How UTC is coordinated
UTC is not read from a single clock. National laboratories and observatories maintain local realizations of UTC, such as UTC(NIST), and send clock data to the International Bureau of Weights and Measures. The BIPM uses those data to compute the international time scale and publish comparisons between UTC and each participating laboratory's realization.

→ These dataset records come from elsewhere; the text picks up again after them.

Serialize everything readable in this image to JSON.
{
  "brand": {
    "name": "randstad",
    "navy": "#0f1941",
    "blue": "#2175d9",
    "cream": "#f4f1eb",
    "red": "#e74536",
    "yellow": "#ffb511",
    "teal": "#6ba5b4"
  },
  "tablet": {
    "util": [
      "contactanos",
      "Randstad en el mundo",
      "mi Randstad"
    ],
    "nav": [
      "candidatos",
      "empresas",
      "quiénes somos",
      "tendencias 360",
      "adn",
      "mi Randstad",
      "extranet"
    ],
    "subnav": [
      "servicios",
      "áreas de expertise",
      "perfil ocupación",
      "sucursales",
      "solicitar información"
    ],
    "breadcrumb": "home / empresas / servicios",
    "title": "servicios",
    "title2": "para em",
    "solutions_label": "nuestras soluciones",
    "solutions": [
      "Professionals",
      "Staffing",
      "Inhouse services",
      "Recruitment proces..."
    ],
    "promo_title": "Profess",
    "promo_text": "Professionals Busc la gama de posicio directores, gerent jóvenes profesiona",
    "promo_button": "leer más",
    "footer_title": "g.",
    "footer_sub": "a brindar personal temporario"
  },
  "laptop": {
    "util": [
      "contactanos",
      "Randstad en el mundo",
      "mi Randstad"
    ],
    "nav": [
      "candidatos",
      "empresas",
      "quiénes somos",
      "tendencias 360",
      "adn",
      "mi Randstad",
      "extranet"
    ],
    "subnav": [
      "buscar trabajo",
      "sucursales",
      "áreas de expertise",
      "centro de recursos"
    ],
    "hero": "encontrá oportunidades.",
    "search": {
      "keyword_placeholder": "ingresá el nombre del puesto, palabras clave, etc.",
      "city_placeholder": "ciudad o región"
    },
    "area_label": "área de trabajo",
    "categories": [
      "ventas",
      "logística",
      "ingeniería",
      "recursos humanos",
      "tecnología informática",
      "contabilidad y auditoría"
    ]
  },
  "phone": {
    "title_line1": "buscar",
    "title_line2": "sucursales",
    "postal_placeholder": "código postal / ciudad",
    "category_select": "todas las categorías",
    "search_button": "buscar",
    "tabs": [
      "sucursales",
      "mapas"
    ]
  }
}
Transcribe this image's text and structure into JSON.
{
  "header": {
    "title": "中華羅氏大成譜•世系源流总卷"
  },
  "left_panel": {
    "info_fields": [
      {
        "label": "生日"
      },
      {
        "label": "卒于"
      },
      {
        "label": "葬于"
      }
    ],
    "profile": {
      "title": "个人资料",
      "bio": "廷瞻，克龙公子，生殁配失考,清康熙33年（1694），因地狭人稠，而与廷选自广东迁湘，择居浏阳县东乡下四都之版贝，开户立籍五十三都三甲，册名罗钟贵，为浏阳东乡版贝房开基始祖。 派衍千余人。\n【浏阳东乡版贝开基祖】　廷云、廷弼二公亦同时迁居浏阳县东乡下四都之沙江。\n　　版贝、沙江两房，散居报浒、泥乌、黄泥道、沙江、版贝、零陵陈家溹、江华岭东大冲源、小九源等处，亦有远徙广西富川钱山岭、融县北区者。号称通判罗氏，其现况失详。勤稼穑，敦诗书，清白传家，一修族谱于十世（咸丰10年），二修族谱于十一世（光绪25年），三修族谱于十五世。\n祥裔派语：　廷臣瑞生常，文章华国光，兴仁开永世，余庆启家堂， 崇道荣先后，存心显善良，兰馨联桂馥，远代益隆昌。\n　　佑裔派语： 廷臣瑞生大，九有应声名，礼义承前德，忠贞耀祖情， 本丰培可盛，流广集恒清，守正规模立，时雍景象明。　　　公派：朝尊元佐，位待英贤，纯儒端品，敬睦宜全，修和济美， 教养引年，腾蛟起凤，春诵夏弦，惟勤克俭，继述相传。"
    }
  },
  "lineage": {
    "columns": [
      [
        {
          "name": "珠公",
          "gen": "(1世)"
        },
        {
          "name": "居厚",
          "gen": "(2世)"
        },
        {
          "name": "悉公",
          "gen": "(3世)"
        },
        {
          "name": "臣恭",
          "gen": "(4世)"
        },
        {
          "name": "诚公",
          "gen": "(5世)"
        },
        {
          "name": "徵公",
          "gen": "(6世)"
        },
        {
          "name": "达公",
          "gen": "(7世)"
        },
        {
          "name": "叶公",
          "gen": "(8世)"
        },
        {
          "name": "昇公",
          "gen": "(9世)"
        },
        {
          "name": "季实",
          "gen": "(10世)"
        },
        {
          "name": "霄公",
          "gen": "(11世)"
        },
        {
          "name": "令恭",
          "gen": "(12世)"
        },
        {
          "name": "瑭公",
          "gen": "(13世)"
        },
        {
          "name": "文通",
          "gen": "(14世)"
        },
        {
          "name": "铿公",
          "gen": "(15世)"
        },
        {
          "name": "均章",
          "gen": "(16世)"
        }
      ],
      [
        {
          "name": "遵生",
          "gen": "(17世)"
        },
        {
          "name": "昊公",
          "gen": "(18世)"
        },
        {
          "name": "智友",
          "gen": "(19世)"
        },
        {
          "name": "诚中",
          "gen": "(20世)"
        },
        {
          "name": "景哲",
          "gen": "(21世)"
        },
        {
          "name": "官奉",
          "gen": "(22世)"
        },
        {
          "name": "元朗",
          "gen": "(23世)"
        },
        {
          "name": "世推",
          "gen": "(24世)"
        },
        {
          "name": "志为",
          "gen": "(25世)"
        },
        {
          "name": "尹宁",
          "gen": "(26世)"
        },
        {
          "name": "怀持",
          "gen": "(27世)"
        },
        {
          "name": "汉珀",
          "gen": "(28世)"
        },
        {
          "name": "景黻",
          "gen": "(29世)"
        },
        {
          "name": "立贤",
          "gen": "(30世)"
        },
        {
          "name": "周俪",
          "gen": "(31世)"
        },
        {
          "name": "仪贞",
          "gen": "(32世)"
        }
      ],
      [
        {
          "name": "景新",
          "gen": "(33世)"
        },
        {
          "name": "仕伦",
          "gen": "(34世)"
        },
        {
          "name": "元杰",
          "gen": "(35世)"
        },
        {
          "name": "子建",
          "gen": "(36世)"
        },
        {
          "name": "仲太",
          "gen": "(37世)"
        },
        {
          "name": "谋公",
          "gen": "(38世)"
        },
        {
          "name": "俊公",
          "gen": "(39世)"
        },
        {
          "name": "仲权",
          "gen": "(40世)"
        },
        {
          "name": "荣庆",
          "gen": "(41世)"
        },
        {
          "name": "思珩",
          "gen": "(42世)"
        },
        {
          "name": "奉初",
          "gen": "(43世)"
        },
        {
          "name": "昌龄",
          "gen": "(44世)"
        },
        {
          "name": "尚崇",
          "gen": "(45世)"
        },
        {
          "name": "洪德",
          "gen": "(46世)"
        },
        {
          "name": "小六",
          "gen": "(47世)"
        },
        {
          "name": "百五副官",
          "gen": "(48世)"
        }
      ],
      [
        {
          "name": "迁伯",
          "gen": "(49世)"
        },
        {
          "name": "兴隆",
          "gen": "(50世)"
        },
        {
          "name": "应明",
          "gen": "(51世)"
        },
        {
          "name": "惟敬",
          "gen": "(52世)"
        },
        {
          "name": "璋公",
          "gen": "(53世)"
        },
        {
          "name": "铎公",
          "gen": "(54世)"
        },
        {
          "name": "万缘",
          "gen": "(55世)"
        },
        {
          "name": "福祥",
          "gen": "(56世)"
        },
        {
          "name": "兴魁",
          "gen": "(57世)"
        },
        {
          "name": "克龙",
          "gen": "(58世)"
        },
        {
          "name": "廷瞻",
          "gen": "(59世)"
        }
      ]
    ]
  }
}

Atomic time and Earth rotation
Modern UTC is based on International Atomic Time, which is built from extremely stable atomic clocks. It also stays close to Earth's rotation by using leap seconds when needed. That compromise lets UTC serve both precise technology and ordinary civil time, which is historically tied to the apparent motion of the Sun.
Leap seconds
A leap second is a one-second adjustment added to UTC to keep it close to UT1, a time scale based on Earth's rotation. Leap seconds are announced in advance by the International Earth Rotation and Reference Systems Service. They are rare, but they matter to systems that require exact time handling.
UTC and time zones
UTC itself is not a local time zone for most people. Local civil time is usually written as an offset from UTC. Bangkok is UTC+07:00, New York shifts between offsets depending on standard time and daylight saving time, and some regions use half-hour or quarter-hour offsets.
UTC, GMT, and Zulu time
Greenwich Mean Time is an older term connected to mean solar time at Greenwich and is still used in some legal and everyday contexts. UTC is the modern technical reference. In aviation, weather, and military communication, the letter Z or the phrase Zulu time often marks a UTC time stamp.
Why computers care
UTC gives software a neutral reference for storing and comparing times across time zones. A server can log an event in UTC, then convert it for users in Bangkok, London, or Los Angeles. This avoids many errors, though software still needs time-zone databases for daylight saving rules and historical local times.
Why it matters
UTC is quiet infrastructure. It supports satellite navigation, internet security, stock trades, radio signals, scientific measurements, emergency alerts, distributed databases, and everyday calendars. When systems share UTC, they can coordinate across distance without first agreeing on a local clock.